Während akute Abstoßungsepisoden inzwischen meist gut beherrscht werden können, sind die Möglichkeiten zur Beeinflussung der langsamen Funktionsverschlechterung des Nierentransplantates jenseits des 1. Jahres sehr begrenzt. Überlebenskurven aus großen Registern zeigen über die Jahre eine stetige Verbesserung des Transplantatüberlebens, dies beruht allerdings vor allem auf einer stetigen Verbesserung der 1-Jahres-Überlebensraten. Der Begriff der chronischen Transplantatdysfunktion darf nicht darüber hinwegtäuschen, dass die zugrunde liegenden Schädigungen, die zur interstitiellen Fibrose und Tubulusatrophie führen, früh gesetzt werden, zum Teil schon bevor das Organ implantiert ist.
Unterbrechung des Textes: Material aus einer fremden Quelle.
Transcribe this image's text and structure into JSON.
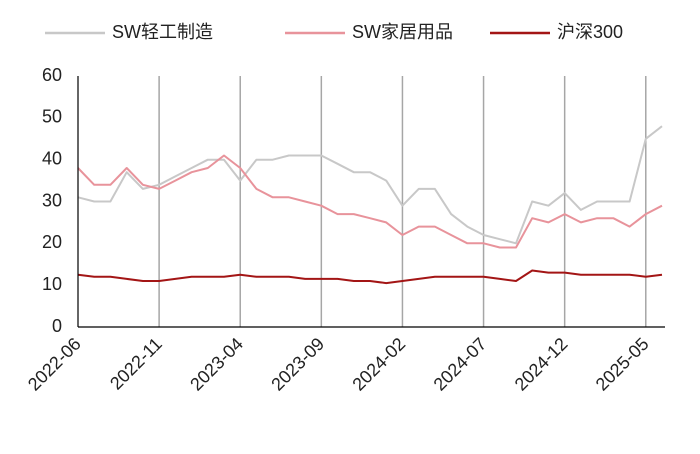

Eine Protokollbiopsiestudie an kombiniert Niere-Pankreas-transplantierten Patienten über 10 Jahre zeigt die Entwicklung chronischer Veränderungen der Transplantatniere ohne begleitende Veränderungen durch die Grunderkrankung (Diabetes mellitus Typ 1 durch Pankreastransplantation „geheilt“). In der Frühphase nach Transplantation treten tubulointerstitielle Veränderungen an der Niere auf, ausgehend von ischämischen Schäden sowie vorangegangener akuter klinischer oder subklinischer Rejektion. Später überwiegen Veränderungen wie chronische Rejektion, Calcineurininhibitortoxizität (bei 50–60 % der Patienten nach 2–7 Jahren und fast 100 % der Patienten nach 10 Jahren), sowie die zu der Zeit als „chronische Allograftnephropathie“ bezeichneten Läsionen (bei 58,4 % der Patienten nach 10 Jahren mit Sklerosierung von 37,3 % aller Glomeruli). Die tubulointerstitiellen und glomerulären Schädigungen waren irreversibel und haben zur Verschlechterung der Nierenfunktion und Transplantatverlust geführt.

Die vorgestellten Daten demonstrieren, warum es weiterhin dringend notwendig ist, neue Immunsuppressiva und immunsuppressive Konzepte zu entwickeln. Ziel dieser Anstrengungen muss es sein, Immunsuppressiva und immunsuppressive Protokolle zu erhalten, die größtmögliche Wirkung bei minimaler Nebenwirkung haben. Die Bestrebungen gehen vor allem dahin, sowohl die Calcineurininhibitoren Ciclosporin und Tacrolimus als auch Steroide einzusparen bzw. vollständig auf diese verzichten zu können.

Dabei sollten wir allerdings nicht vergessen, dass das Überleben von Patient und Nierentransplantat auch entscheidend davon abhängt, inwieweit Blutdruck und Blutzucker ausreichend kontrolliert sind. Die Effekte einer optimalen Blutdruckeinstellung auf das Transplantatüberleben sind in diesem Zusammenhang wahrscheinlich höher einzustufen, als der Effekt der Gabe des einen versus des anderen Calcineurininhibitors.